Method and questions of the sleep study

How severely do take-offs and landings of aircraft during the night disturb people’s sleep? When and how often are residents around airports who actually have healthy sleeping habits woken up additionally by overflights? Dr. Uwe Müller from the German Aerospace Centre (DLR) in Cologne and his team searched for answers to these questions in the region around Frankfurt Airport. Alongside Germany’s largest airport, the region also offers another special feature: since October 2011 Frankfurt Airport is subject to a curfew on scheduled flights between 11 pm and 5 am. Also, in the same month the new North-West runway began operations. The NORAH team was thus able to examine whether the residents slept any differently after these changes in the noise levels.

Noise as a participation criterion

More than 200 persons took part in the study between 2011 and 2013; the criterion for their selection was the noise that reaches their bedrooms. Aviation noise had to be clearly audible, but with hardly any road or rail noise. Another criterion: the study participants had to have a regular sleeping rhythm and healthy sleeping patterns. People who worked shifts or suffered from disorders that influence sleeping patterns were not accepted as participants. This rigorous selection was important in order to rule out as far as possible causes for sleep disorders other than noise.

Precise sleep measurement

The sleep measurements of all the participants formed the core of the study. Just like in a sleep lab, in 2011 and 2012 the NORAH team “wired” the men and women in the evening before going to bed with several electrodes on head and body. This allowed them to record various physical signals while the people were sleeping. At the same time a sound level meter registered all noises that reached the ears of the sleepers during the night. The data allowed the scientists to analyze precisely how deeply the participants were sleeping, and when and how they reacted to overflights of planes.

Three measurement phases

The first measurements took place in the summer of 2011, i.e. before the introduction of the curfew on night flights between 11 pm and 5 am, and the opening of the North-West runway.

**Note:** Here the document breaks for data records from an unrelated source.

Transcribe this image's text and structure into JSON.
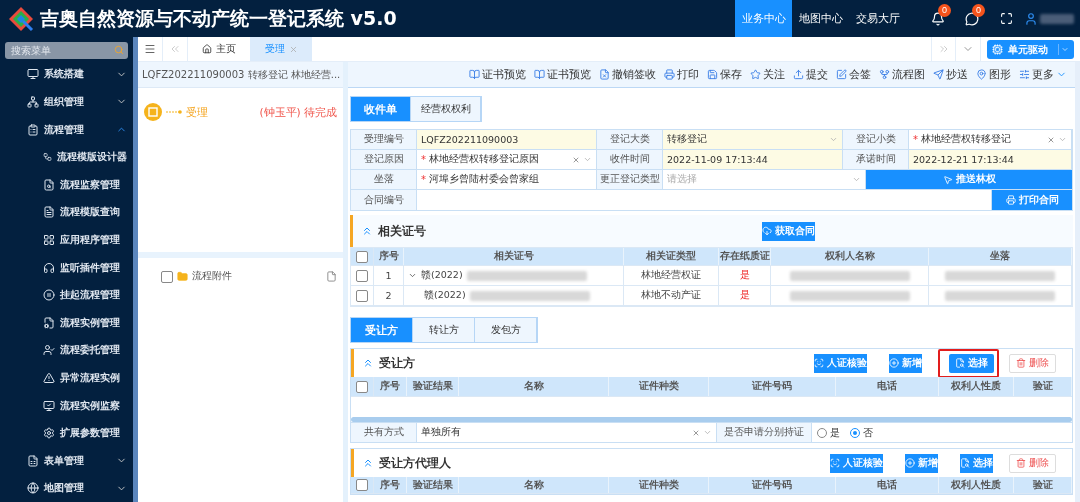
{
  "header": {
    "title": "吉奥自然资源与不动产统一登记系统 v5.0",
    "nav": [
      {
        "label": "业务中心",
        "selected": true
      },
      {
        "label": "地图中心",
        "selected": false
      },
      {
        "label": "交易大厅",
        "selected": false
      }
    ],
    "notifications": "0",
    "messages": "0"
  },
  "sidebar": {
    "search_placeholder": "搜索菜单",
    "items": [
      {
        "label": "系统搭建",
        "expanded": false
      },
      {
        "label": "组织管理",
        "expanded": false
      },
      {
        "label": "流程管理",
        "expanded": true,
        "children": [
          {
            "label": "流程模版设计器"
          },
          {
            "label": "流程监察管理"
          },
          {
            "label": "流程模版查询"
          },
          {
            "label": "应用程序管理"
          },
          {
            "label": "监听插件管理"
          },
          {
            "label": "挂起流程管理"
          },
          {
            "label": "流程实例管理"
          },
          {
            "label": "流程委托管理"
          },
          {
            "label": "异常流程实例"
          },
          {
            "label": "流程实例监察"
          },
          {
            "label": "扩展参数管理"
          }
        ]
      },
      {
        "label": "表单管理",
        "expanded": false
      },
      {
        "label": "地图管理",
        "expanded": false
      }
    ]
  },
  "tabs": [
    {
      "label": "主页",
      "selected": false
    },
    {
      "label": "受理",
      "selected": true
    }
  ],
  "unit_button": "单元驱动",
  "left_panel": {
    "title": "LQFZ202211090003 转移登记 林地经营...",
    "step": "受理",
    "handler": "(钟玉平) 待完成",
    "attachments": [
      {
        "label": "流程附件",
        "checked": false
      }
    ]
  },
  "toolbar": [
    "证书预览",
    "证书预览",
    "撤销签收",
    "打印",
    "保存",
    "关注",
    "提交",
    "会签",
    "流程图",
    "抄送",
    "图形",
    "更多"
  ],
  "form_tabs": [
    {
      "label": "收件单",
      "selected": true
    },
    {
      "label": "经营权权利",
      "selected": false
    }
  ],
  "form": {
    "rows": [
      [
        {
          "kind": "field",
          "label": "受理编号",
          "value": "LQFZ202211090003",
          "readonly": true
        },
        {
          "kind": "select",
          "label": "登记大类",
          "value": "转移登记",
          "readonly": true
        },
        {
          "kind": "select",
          "label": "登记小类",
          "value": "林地经营权转移登记",
          "readonly": false,
          "mark": "*",
          "clearable": true
        }
      ],
      [
        {
          "kind": "select",
          "label": "登记原因",
          "value": "林地经营权转移登记原因",
          "readonly": false,
          "mark": "*",
          "clearable": true
        },
        {
          "kind": "field",
          "label": "收件时间",
          "value": "2022-11-09 17:13:44",
          "readonly": true
        },
        {
          "kind": "field",
          "label": "承诺时间",
          "value": "2022-12-21 17:13:44",
          "readonly": true
        }
      ],
      [
        {
          "kind": "field",
          "label": "坐落",
          "value": "河埠乡曾陆村委会曾家组",
          "readonly": false,
          "mark": "*"
        },
        {
          "kind": "select",
          "label": "更正登记类型",
          "placeholder": "请选择",
          "readonly": false
        },
        {
          "kind": "action",
          "label": "推送林权"
        }
      ],
      [
        {
          "kind": "field",
          "label": "合同编号",
          "readonly": false
        },
        {
          "kind": "action",
          "label": "打印合同"
        }
      ]
    ]
  },
  "related": {
    "title": "相关证号",
    "button": "获取合同",
    "all_checked": false,
    "columns": [
      "序号",
      "相关证号",
      "相关证类型",
      "存在纸质证",
      "权利人名称",
      "坐落"
    ],
    "rows": [
      {
        "no": "1",
        "cert": "赣(2022)",
        "type": "林地经营权证",
        "paper": "是",
        "checked": false,
        "expanded": true,
        "children": [
          {
            "no": "2",
            "cert": "赣(2022)",
            "type": "林地不动产证",
            "paper": "是",
            "checked": false
          }
        ]
      }
    ]
  },
  "party_tabs": [
    {
      "label": "受让方",
      "selected": true
    },
    {
      "label": "转让方",
      "selected": false
    },
    {
      "label": "发包方",
      "selected": false
    }
  ],
  "sections": [
    {
      "title": "受让方",
      "all_checked": false,
      "buttons": [
        {
          "kind": "verify",
          "label": "人证核验",
          "highlighted": false
        },
        {
          "kind": "add",
          "label": "新增",
          "highlighted": false
        },
        {
          "kind": "select",
          "label": "选择",
          "highlighted": true
        },
        {
          "kind": "delete",
          "label": "删除",
          "highlighted": false
        }
      ],
      "columns": [
        "序号",
        "验证结果",
        "名称",
        "证件种类",
        "证件号码",
        "电话",
        "权利人性质",
        "验证"
      ],
      "ownership": {
        "label": "共有方式",
        "value": "单独所有",
        "question": "是否申请分别持证",
        "options": [
          {
            "label": "是",
            "selected": false
          },
          {
            "label": "否",
            "selected": true
          }
        ]
      }
    },
    {
      "title": "受让方代理人",
      "all_checked": false,
      "buttons": [
        {
          "kind": "verify",
          "label": "人证核验",
          "highlighted": false
        },
        {
          "kind": "add",
          "label": "新增",
          "highlighted": false
        },
        {
          "kind": "select",
          "label": "选择",
          "highlighted": false
        },
        {
          "kind": "delete",
          "label": "删除",
          "highlighted": false
        }
      ],
      "columns": [
        "序号",
        "验证结果",
        "名称",
        "证件种类",
        "证件号码",
        "电话",
        "权利人性质",
        "验证"
      ]
    }
  ]
}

There were further measurement phases in the summers of 2012 and 2013. For three to four nights in a row the NORAH team recorded the sleep of each participant.

Questionnaires surveyed the personal sleep perception

In addition to the sleep measurements, the scientists also asked the participants to assess their own sleep after each measurement night – for example whether they felt tired and sleepy in the morning. The respondents also provided information on, among other things, their noise sensitivity and their attitude towards air traffic.

Search for a new method of sleep measurement

The study participants slept in their own beds during the measurements. For the investigations in 2011 and 2012 they wore ten electrodes on the head and two on the body. Because this type of investigation – sleep researchers refer to “polysomnography” – is very complex, the NORAH team developed a simpler method for 2013. The scientists had already begun the preliminary work for such a method back in 2008. The new “vegetative-motor” method only needs two electrodes and is easier to evaluate. This is why more people could take part in the third year of the investigation than in the previous years. The new method, however, does not measure the same things as polysomnography, but only registers changes in the heartbeat and body movements.

The special feature of the NORAH Sleep Study

In the area of sleep research, NORAH goes further than many other studies: most investigations up to now had to make do with questionnaires. Only a few noise impact studies before NORAH worked with polysomnographic methods on the residents on site – including a study carried out around Cologne/Bonn Airport in the years 2001 and 2002. Its results were used for the Frankfurt Night Flight Index. One of the tasks of NORAH was to examine whether the results of this older study could be transferred to the Frankfurt region. No study anywhere in the world before the NORAH Sleep Study carried out polysomnographic investigations on such a large number of participants in their own homes.